Availability of a highly accurate in-hospital automated blood glucose (BG) monitor could facilitate implementation of intensive insulin therapy protocols through effective titration of insulin therapy, improved BG control, and avoidance of hypoglycemia. We evaluated a functional prototype BG monitor designed to perform frequent automated blood sampling for glucose monitoring.


Sixteen healthy adult volunteer subjects had intravenous catheter insertions in a forearm or hand vein and were studied for 8 hours. The prototype monitor consisted of an autosampling unit with a precise computer-controlled reversible syringe pump and a glucose analytical section. BG was referenced against a Yellow Springs Instrument (YSI) laboratory analyzer. Sampling errors for automated blood draws were assessed by calculating the percent of failed draws, and BG data were analyzed using the Bland and Altman technique.


Out of 498 total sample draws, unsuccessful draws were categorized as follow: 11 (2.2%) were due to autosampler technical problems, 21 (4.2%) were due to catheter-related failures, and 37 (7.4%) were BG meter errors confirmed by a glucometer-generated error code. Blood draw difficulties or failures related to the catheter site (e.g., catheter occlusion or vein collapse) occurred in 6/15 (40%) subjects. Mean BG bias versus YSI was 0.20 +/- 12.6 mg/dl, and mean absolute relative difference was 10.4%.

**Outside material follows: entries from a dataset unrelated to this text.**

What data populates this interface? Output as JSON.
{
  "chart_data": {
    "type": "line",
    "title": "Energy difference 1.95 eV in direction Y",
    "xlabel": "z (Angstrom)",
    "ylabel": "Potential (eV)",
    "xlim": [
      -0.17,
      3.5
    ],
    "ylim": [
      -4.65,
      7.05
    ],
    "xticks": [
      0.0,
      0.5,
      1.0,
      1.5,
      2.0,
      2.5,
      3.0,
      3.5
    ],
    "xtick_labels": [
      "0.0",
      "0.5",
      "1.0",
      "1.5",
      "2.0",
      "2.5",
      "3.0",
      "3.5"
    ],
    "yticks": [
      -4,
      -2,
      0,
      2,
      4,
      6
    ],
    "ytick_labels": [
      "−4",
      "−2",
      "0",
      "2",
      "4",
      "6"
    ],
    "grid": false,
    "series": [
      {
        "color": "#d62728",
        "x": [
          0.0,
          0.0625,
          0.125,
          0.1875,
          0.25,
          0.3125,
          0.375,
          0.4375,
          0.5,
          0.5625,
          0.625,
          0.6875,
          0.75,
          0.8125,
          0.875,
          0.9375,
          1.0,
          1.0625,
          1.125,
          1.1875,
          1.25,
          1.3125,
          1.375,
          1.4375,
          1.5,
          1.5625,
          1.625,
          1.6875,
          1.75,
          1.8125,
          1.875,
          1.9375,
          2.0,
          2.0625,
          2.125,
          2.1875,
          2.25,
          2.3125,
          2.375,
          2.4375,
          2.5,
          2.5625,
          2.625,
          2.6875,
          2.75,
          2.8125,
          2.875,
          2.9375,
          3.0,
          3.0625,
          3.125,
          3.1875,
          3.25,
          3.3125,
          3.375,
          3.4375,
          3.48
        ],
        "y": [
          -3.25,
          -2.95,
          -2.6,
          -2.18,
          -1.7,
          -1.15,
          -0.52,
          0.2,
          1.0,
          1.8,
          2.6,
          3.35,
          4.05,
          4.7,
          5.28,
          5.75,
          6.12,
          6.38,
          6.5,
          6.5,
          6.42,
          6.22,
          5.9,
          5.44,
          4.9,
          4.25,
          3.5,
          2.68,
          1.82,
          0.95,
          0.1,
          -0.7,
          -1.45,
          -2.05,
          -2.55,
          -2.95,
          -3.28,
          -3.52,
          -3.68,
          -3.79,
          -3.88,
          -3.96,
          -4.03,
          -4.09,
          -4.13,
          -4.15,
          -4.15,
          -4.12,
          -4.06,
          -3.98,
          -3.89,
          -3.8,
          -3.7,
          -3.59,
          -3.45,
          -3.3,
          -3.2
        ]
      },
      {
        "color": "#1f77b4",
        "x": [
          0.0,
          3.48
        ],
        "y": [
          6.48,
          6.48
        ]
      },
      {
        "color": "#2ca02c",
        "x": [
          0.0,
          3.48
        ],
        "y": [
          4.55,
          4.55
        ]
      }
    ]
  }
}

Automated phlebotomy can be performed in healthy subjects using this prototype BG monitor. The BG measurement technology had suboptimal accuracy based on a YSI reference. A more accurate BG point-of-care testing meter and strip technology have been incorporated into the future version of this monitor. Development of such a monitor could alleviate the burden of frequent BG testing and reduce the risk of hypoglycemia in patients on insulin therapy.